When he glanced up he was looking straight into Joan’s eyes. She stood at the other side of the table and was looking at him. He nodded to her and smiled. She stared at him. He pointed at the wheel and shrugged his shoulders. The Nineteen came up.
He placed his bets and looked up again. Joan was not there any more. He forced himself to remain sitting. He took a cigarette out of the package that lay beside him. One of the attendants gave him a light. He was a fat, bald-headed man, in uniform. “Times have changed,” he said.
“Yes,” Ravic said. He did not know the man.
“It was different in twenty-nine.”
“Yes—”
Ravic no longer knew whether he had been in Cannes in 1929 or whether the man was just talking. He saw that the Four had come up without his having noticed it and he tried to concentrate
better.
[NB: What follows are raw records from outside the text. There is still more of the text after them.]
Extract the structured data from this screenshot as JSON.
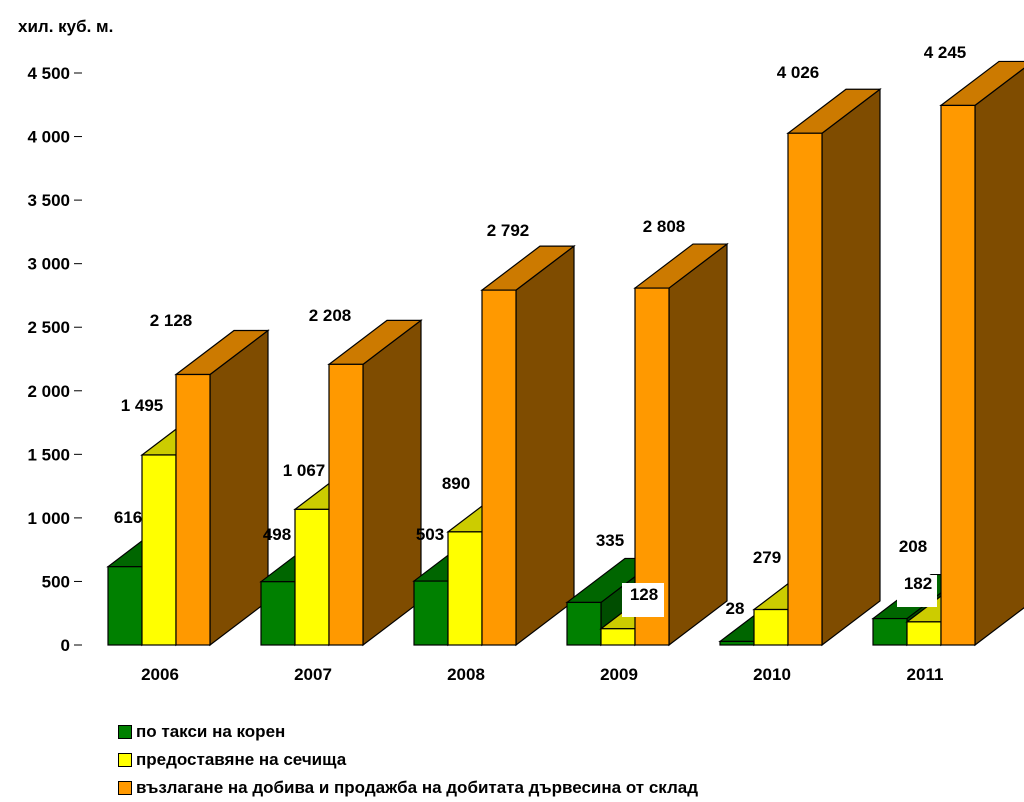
{
  "chart_data": {
    "type": "bar",
    "ylabel": "хил. куб. м.",
    "ylim": [
      0,
      4500
    ],
    "yticks": [
      0,
      500,
      1000,
      1500,
      2000,
      2500,
      3000,
      3500,
      4000,
      4500
    ],
    "ytick_labels": [
      "0",
      "500",
      "1 000",
      "1 500",
      "2 000",
      "2 500",
      "3 000",
      "3 500",
      "4 000",
      "4 500"
    ],
    "categories": [
      "2006",
      "2007",
      "2008",
      "2009",
      "2010",
      "2011"
    ],
    "series": [
      {
        "name": "по такси на корен",
        "color": "#008000",
        "values": [
          616,
          498,
          503,
          335,
          28,
          208
        ],
        "labels": [
          "616",
          "498",
          "503",
          "335",
          "28",
          "208"
        ]
      },
      {
        "name": "предоставяне на сечища",
        "color": "#ffff00",
        "values": [
          1495,
          1067,
          890,
          128,
          279,
          182
        ],
        "labels": [
          "1 495",
          "1 067",
          "890",
          "128",
          "279",
          "182"
        ]
      },
      {
        "name": "възлагане на добива и продажба на добитата дървесина от склад",
        "color": "#ff9900",
        "values": [
          2128,
          2208,
          2792,
          2808,
          4026,
          4245
        ],
        "labels": [
          "2 128",
          "2 208",
          "2 792",
          "2 808",
          "4 026",
          "4 245"
        ]
      }
    ],
    "legend_position": "bottom",
    "grid": false
  }
}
But suddenly it seemed stupid to him to be gambling here with a few francs in order to be able to stay a few days more. To what purpose? Why had he come here at all? It was confounded weakness, nothing else. That fed on one, slowly, silently, and one noticed it only when one wanted to exert oneself to the utmost and broke. Morosow was right. The best way to lose a woman was to show her a kind of life that one could offer her for only a few days. She would try to regain it—but with someone else who was capable of making it permanent. I’ll tell her that we have to break up, he thought. I’ll part from her in Paris before it is too late.
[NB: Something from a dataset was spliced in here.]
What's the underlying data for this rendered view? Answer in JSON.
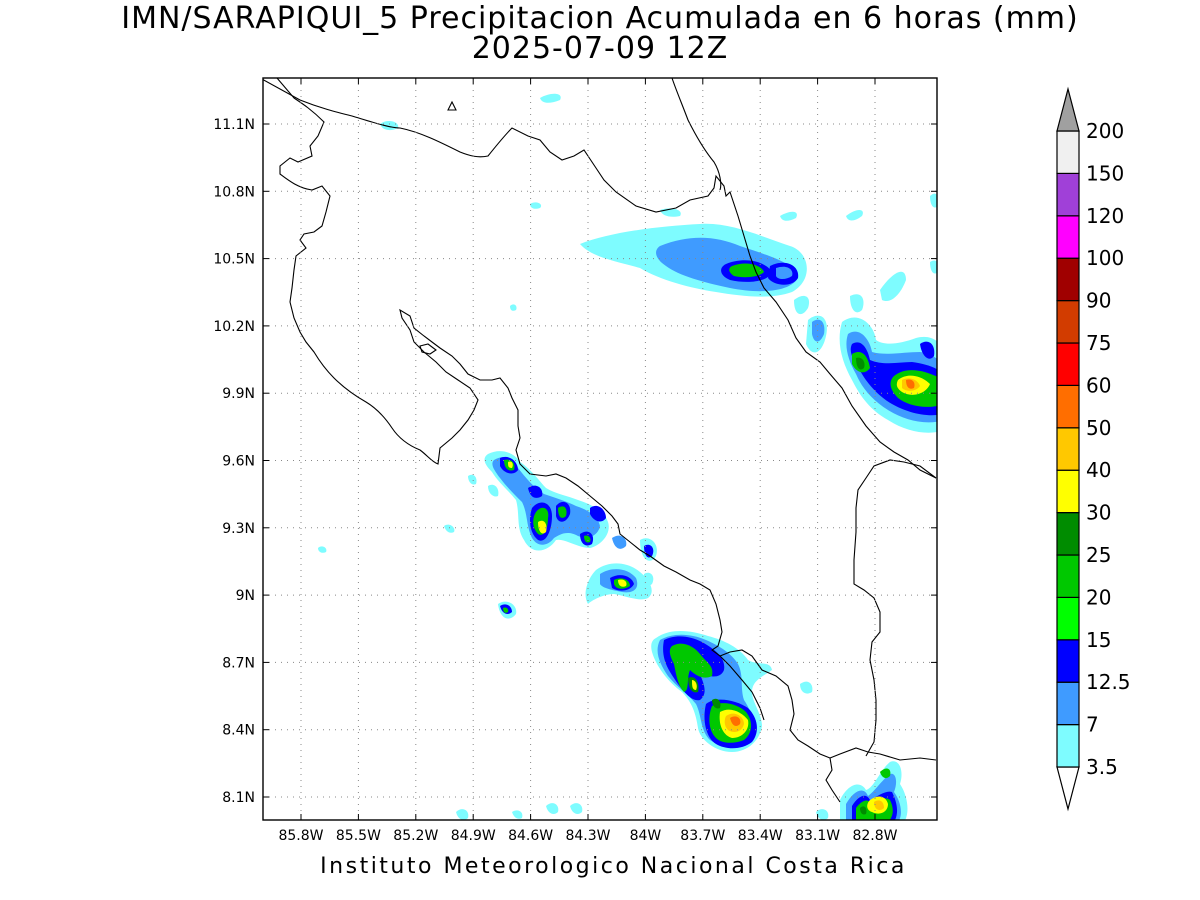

He considered going on playing at another table. But suddenly he felt no desire to. One should not do something on a small scale that one had done on a large scale. He looked around. Joan was not to be seen. He went into the bar and drank cognac. Then he went to the parking place to get his car and drive around for an hour.
As he was starting the car, he saw Joan coming. He got out. She came toward him quickly. “Were you going to drive home without me?” she asked.
“I was going to drive through the mountains for an hour and then come back.”
“You are lying! You didn’t intend to come back! You were going to leave me behind with those idiots.”
“Joan,” Ravic said. “Soon you will claim it’s my fault you are with those idiots.”
“It is your fault! I went in the boat with them because I was angry! Why weren’t you in the hotel when I returned?”
“You had a dinner appointment with your idiots.”
She was taken aback for a second. “I only made it because you weren’t there when I came back.”
“All right, Joan,” Ravic said. “Let’s not go on talking about it. Did you enjoy it?”
“No.”
She stood before him, breathless, agitated, impetuous, in the blue darkness of the soft night, the moon was in her hair and her lips were of such a deep red in her pale face that they were almost black; it was February, 1939, and in Paris the inevitable would begin, slowly, crawlingly, with all the little lies, humiliations and disputes; he wanted to leave her before this happened, and yet she was here and there weren’t many more days left.
“Where were you going to drive?” she asked.
“Nowhere in particular. Just drive.”
“I’ll ride with you.”
“But what will your idiots say?”
“Nothing. I have said goodbye to them already. I told them you were waiting for me.”